Pour réaliser
son enquête exceptionnelle, «soldats d'Allah», un journaliste équipé
d'une caméra cachée a infiltré pendant six mois une cellule
d'aspirants-extrémistes à Paris et Châteauroux, qui préparaient un
attentat en France avant d'être presque tous arrêtés fin 2015.
Pour «soldats d'Allah»,
extraordinaire plongée d'une heure et demie au cœur d'un groupe
d’extrémistes radicaux diffusé sur Canal+, le journaliste Saïd Ramzi (un
pseudonyme), musulman «de la même génération que les tueurs du
Bataclan», a commencé par gagner leur confiance.
Si les premiers contacts, via
des groupes sur Facebook, sont faciles, il a fallu ensuite rencontrer en
personne celui qui se présentait comme «l'émir» de cette dizaine de
jeunes gens, certains musulmans par leur famille, d'autres convertis.
Cela se passe à Châteauroux,
dans le parc d'une base de loisir, déserte en hiver. A partir de là, les
enregistrements des conversations permettent de comprendre les
motivations de ces apprentis qui, bien que connus des services
anti-terroristes et pour la plupart surveillés, se rencontrent et
complotent.
«Mon but était de tenter de
comprendre ce qu'ils ont dans la tête», dit Saïd Ramzi. «Et l'un des
enseignements principaux est que je n'ai pas vu d'islam dans toute cette
affaire. Aucune volonté de rendre le monde meilleur. Seulement des
jeunes paumés, frustrés, perdus, suicidaires, faciles à manipuler. Ils
ont eu la malchance d'être nés à cette époque où il y a l'Etat
islamique. C'est très triste. Ce sont des jeunes en quête, et c'est ce
qu'ils ont trouvé».
Lors de leur première rencontre,
l'émir du groupe, un jeune franco-turc qui se fait appeler Oussama,
tente de convaincre le journaliste, qu'il ne connait que sous le nom
d'Abou Hamza, que le paradis l'attend, à l'issue d'une mission suicide,
en Syrie ou en France.
«Vers le paradis, c'est ça le
chemin !», lui murmure-t-il, avec un constant sourire qui glace le sang.

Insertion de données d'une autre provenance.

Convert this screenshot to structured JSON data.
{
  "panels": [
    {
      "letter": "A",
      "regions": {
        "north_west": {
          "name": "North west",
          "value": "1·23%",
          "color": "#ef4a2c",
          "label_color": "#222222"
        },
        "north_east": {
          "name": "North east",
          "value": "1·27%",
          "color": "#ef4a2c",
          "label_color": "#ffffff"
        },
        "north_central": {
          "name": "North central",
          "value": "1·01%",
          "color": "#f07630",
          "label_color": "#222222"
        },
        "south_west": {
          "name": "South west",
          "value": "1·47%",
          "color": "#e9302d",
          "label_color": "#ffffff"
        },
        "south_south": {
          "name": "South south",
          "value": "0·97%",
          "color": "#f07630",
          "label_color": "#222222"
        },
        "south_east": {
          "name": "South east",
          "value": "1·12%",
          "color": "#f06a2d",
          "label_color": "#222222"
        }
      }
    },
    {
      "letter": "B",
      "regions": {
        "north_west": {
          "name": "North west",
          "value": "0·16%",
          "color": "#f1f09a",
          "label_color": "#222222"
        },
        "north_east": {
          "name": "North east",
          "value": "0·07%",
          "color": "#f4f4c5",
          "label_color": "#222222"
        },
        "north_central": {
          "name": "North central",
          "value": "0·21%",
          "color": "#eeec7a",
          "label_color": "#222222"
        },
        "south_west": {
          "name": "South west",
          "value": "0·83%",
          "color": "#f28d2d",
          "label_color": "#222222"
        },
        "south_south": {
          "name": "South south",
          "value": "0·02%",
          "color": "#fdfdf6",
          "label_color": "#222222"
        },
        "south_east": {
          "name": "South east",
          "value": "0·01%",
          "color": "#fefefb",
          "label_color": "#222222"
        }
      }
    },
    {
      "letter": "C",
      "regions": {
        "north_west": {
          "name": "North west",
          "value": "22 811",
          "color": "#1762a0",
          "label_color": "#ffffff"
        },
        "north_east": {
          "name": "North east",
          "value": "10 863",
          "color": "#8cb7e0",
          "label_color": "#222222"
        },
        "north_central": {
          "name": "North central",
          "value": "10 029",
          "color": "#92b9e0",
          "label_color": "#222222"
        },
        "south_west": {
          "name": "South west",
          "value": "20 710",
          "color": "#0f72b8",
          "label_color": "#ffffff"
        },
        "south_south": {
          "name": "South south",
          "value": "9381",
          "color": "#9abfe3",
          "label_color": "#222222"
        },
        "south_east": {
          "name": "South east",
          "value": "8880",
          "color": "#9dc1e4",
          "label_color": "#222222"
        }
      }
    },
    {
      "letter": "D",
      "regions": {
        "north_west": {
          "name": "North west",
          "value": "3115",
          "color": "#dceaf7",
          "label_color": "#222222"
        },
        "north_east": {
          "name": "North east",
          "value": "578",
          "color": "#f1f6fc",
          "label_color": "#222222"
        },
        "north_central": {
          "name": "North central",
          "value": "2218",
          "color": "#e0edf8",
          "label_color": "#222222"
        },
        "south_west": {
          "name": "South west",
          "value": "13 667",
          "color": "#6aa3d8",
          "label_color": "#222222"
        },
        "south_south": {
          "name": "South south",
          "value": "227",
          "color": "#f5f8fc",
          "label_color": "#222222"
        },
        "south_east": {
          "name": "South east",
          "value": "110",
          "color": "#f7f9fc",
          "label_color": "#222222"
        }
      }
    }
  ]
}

«Viens, frère, on va au paradis. Nos femmes nous y attendent, avec des
anges comme serviteurs. Tu auras un palais, un cheval ailé fait d'or et
de rubis».
Lors d'une rencontre devant une
mosquée de Stain (Seine-Saint-Denis), un membre du groupe montre un
avion en approche des pistes du Bourget. «Avec un petit lance-roquette,
tu peux en avoir un comme il faut… Tu fais un truc comme ça et tu signes
Dawla (l'Etat, pour «Daech»), la France est traumatisée pendant un
siècle».
Les choses s'accélèrent,
poursuit l'АFР, quand un certain Abou Souleiman, que le journaliste ne
rencontrera jamais, revient de Raqqa, capitale en Syrie de «Daech», et
lui donne rendez-vous dans une gare RER. Là, une femme en niqab lui
remet une lettre dans laquelle un plan d'attaque est décrit: viser une
boîte de nuit, tirer «jusqu'à la mort», attendre les forces de l'ordre
et actionner des ceintures explosives.
Des membres du groupe à Orléans
assurent être parvenus à se procurer une kalachnikov, mais l'étau se
resserre. Les premières arrestations ont lieu, les «soldats d'Allah»
restaient dans le collimateur de la police. Un membre, plus méfiant qui a
échappé au coup de filet, lui envoie un message: «T'es cuit, mec».
«Mon infiltration s'arrête-là»,
dit le journaliste. Son objectif, «montrer les coulisses d'une
organisation qui maîtrise totalement son image», est atteint.